Zurükweichen

[1286] Zurükweichen. (Mahlerey)

Es geschieht ofte, daß in einem Gemählde die entfernten Gegenstände sich nicht hinlänglich entfernen, oder nicht genug zurükweichen, ob gleich der Mahler in Zeichnung und Farben der entfernten Gegenstände alles gethan zu haben glaubet, was die Regeln hierüber fodern.1 Der Fehler liegt insgemein in den Farben und in Licht und Schatten der nächsten Gegenstände, oder des Vorgrundes, und dessen, was darauf steht. In diesem Falle muß das Zurükweichen der entfernten Gegenstände durch nähere Bearbeitung der vorliegenden erhalten werden. Denn, wenn man machen kann, daß das vodere dem Auge näher zu kommen scheinet, so wird auch das hintere blos dadurch zurükweichen. Dieses Hervortreten, oder Herannäheren der vodersten Gegenstände, wodurch das Zurükweichen der hinteren erhalten wird, muß durch dreyerley Mittel bewürkt werden, durch ausführlichere Zeichnung, durch bestimtere Farben und durch stärkeres Licht und Schatten. Dann je näher uns ein Gegenstand ist, je genauer unterscheiden wir jede Kleinigkeit in seiner Zeichnung, je lebhafter und bestimmter unterscheiden wir die Farbe jeder Stelle und jeden Wiederschein und eben so viel heller scheint jedes Licht und dunkeler jeder Schatten.

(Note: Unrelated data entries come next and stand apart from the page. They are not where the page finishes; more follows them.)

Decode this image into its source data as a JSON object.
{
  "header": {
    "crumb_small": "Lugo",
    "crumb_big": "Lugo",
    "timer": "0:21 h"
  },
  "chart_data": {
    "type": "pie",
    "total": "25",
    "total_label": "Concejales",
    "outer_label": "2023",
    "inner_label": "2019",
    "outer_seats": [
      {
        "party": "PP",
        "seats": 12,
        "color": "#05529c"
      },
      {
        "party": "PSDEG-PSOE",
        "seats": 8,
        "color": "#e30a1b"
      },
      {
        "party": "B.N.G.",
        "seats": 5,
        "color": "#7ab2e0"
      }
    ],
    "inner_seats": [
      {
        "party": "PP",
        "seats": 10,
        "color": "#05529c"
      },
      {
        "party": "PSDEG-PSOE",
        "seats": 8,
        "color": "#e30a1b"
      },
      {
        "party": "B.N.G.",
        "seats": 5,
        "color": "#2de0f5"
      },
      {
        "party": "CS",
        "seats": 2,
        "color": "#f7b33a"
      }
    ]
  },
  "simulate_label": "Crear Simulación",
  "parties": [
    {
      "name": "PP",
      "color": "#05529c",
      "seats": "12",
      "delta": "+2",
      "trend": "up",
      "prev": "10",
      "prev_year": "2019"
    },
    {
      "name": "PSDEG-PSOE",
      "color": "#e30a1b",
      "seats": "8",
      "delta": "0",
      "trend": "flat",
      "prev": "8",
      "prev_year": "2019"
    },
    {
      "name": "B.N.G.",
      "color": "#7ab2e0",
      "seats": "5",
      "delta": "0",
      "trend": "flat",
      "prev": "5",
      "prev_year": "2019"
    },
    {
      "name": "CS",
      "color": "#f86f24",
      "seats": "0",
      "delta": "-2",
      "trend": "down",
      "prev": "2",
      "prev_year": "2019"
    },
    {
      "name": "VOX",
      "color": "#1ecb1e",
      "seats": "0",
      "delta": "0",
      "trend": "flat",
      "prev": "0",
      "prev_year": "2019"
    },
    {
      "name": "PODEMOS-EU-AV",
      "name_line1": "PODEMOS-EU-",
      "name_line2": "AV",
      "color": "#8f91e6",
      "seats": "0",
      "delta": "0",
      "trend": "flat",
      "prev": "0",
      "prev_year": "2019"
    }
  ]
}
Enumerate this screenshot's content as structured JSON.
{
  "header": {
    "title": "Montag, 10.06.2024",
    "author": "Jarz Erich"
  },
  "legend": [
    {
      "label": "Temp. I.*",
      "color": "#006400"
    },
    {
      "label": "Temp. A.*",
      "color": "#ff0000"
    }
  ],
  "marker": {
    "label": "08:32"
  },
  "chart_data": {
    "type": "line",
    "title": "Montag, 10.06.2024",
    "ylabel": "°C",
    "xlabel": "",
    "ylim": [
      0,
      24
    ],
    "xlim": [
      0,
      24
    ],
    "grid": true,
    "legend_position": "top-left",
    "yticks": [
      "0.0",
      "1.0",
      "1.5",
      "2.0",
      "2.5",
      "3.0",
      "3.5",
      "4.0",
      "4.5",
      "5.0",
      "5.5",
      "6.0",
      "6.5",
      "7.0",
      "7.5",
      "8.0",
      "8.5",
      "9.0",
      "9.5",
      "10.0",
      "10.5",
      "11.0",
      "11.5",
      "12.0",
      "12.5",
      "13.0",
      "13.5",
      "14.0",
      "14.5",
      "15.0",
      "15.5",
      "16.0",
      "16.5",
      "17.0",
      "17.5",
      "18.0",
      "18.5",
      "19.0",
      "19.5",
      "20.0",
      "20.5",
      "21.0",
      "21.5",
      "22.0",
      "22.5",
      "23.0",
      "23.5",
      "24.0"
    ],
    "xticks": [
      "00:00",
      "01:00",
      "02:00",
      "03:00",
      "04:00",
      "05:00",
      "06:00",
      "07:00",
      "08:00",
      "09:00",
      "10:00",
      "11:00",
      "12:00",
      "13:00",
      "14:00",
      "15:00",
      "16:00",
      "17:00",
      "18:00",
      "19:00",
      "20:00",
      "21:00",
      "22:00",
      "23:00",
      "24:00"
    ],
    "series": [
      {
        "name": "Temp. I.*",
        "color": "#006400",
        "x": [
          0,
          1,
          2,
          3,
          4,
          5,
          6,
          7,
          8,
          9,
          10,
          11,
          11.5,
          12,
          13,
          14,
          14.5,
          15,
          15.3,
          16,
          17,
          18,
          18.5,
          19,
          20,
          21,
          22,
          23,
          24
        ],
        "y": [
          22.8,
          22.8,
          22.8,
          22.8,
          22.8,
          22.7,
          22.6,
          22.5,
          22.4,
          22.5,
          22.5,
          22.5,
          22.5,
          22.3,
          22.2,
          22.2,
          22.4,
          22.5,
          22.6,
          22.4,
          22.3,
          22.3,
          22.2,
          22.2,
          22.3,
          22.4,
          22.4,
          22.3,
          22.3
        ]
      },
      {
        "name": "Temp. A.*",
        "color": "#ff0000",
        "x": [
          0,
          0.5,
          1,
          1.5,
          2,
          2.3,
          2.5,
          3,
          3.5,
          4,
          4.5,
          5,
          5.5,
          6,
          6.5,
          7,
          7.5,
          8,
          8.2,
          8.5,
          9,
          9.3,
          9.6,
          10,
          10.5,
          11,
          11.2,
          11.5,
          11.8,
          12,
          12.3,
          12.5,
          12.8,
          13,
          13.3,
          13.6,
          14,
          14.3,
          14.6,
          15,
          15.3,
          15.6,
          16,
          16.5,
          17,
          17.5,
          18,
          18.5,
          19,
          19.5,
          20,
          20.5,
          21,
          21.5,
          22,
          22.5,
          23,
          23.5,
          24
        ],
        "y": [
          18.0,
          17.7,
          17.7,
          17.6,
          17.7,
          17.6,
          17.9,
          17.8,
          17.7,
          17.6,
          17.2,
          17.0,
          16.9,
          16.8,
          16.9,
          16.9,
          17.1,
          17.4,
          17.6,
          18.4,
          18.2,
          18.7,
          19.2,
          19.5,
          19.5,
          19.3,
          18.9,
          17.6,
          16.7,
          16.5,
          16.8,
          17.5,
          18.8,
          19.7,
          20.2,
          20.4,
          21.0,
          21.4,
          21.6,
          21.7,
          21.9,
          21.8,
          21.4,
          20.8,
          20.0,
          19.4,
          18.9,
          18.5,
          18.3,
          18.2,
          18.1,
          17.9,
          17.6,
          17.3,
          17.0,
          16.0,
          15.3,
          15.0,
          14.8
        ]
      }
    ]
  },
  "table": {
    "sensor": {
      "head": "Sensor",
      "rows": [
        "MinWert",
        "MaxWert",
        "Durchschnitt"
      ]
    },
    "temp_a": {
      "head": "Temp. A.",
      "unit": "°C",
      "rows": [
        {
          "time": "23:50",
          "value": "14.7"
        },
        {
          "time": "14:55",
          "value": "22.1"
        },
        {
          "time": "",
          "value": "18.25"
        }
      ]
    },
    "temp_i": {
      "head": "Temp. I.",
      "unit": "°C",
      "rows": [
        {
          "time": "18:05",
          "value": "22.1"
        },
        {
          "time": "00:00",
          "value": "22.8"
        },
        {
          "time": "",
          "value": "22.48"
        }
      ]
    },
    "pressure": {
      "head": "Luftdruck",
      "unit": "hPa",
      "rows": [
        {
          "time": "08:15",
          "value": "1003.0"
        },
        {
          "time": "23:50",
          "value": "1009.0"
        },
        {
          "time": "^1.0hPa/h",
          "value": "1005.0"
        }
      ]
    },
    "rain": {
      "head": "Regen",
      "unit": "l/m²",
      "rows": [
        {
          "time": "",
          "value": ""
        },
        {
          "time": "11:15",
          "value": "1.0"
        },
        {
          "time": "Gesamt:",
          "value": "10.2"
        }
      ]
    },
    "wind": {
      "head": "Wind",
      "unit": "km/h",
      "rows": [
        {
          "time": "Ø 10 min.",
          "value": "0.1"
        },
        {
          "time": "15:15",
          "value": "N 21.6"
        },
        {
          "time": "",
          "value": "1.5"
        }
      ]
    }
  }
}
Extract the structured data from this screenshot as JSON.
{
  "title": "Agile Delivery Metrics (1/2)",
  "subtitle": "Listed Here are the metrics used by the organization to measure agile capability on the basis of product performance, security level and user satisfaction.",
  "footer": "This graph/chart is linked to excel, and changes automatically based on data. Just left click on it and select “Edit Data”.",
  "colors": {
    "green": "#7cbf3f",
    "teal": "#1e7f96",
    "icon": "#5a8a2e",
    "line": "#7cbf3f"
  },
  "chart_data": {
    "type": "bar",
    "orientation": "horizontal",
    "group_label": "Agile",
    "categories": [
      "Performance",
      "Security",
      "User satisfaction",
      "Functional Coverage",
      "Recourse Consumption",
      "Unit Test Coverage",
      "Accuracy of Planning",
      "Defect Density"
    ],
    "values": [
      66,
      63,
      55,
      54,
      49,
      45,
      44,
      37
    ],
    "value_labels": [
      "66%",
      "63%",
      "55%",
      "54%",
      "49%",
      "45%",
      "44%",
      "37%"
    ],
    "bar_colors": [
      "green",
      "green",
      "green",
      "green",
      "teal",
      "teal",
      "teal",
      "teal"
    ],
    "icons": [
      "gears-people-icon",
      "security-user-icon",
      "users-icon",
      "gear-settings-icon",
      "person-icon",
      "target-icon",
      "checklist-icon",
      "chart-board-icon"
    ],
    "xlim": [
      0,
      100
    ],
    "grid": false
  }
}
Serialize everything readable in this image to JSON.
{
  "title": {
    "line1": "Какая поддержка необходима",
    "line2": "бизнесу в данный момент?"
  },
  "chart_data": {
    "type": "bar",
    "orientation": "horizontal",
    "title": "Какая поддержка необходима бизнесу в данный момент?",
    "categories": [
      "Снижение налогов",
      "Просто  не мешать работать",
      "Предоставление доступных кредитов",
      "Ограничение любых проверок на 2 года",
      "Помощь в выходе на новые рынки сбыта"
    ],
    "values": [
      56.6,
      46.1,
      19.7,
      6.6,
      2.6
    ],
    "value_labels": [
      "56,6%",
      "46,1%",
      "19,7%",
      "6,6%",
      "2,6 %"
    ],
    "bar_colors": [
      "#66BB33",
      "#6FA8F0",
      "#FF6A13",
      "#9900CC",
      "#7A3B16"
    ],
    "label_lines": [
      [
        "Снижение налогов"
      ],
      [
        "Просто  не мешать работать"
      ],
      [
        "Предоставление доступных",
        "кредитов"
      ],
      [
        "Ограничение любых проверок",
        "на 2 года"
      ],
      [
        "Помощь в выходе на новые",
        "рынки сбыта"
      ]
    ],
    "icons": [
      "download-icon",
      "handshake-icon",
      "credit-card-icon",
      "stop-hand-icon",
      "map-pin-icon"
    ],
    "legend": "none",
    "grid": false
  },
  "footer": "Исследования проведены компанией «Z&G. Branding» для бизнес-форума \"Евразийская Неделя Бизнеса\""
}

Diese drey Mittel muß der Mahler versuchen, um das Zurükweichen der entfernten Gegenstände zu erhalten. Findet er aber, daß die genaueste Befolgung der Regeln in Absicht auf diese Punkte die gesuchte Würkung noch nicht hervorbringen; so kann er daraus abnehmen, daß der Fehler in den eigenthümlichen Farben der nähern Gegenstände liege. Es giebt Farben, die ohne Rüksicht auf ihre Stärke und Schwäche, von andern daneben liegenden, weit mehr abstechen, als andere. Da-Vinci hat sehr richtig angemerkt, daß zwey hintereinander liegende Gegenstände, deren eigenthümliche Farben von einerley Art sind, sich weit weniger von einander entfernen, als wenn ihre Farben verschiedenem Ton haben. So ist es z. B weit schweerer, wo grün gegen grün steht, das Zurükweichen zu erhalten, als wo die Farben verschiedener Art sind, wie wenn roth gegen gelb gesezt wird.

Darum muß der Mahler sich befleißigen, die Würkung der Farben besonders in Absicht auf das zurükweichen, genau zu beobachten. Alles andre, was zur Haltung gehört, kann durch Theorie gelernt werden; aber dieser Punkt hängt allein von der Erfahrung ab. Man kann dem Künstler hierüber nichts nüzlicheres sagen, als daß man ihm ein fleißiges und überlegtes Lesen der fürtreflichen Beobachtungen empfiehlt, die da Vinci nach sich gelassen hat. Dadurch wird er nicht nur überhaupt von dem Nuzen, den dergleichen Beobachtungen haben, überzeugt werden, sondern zugleich lernen, sein Aug unaufhörlich darin zu üben, daß ihm von allem, was die Erfahrung in Beobachtung der Natur an die Hand geben kann, nichts entgehe.

Quelle:
Sulzer: Allgemeine Theorie der Schönen Künste, Band 2. Leipzig 1774, S. 1286.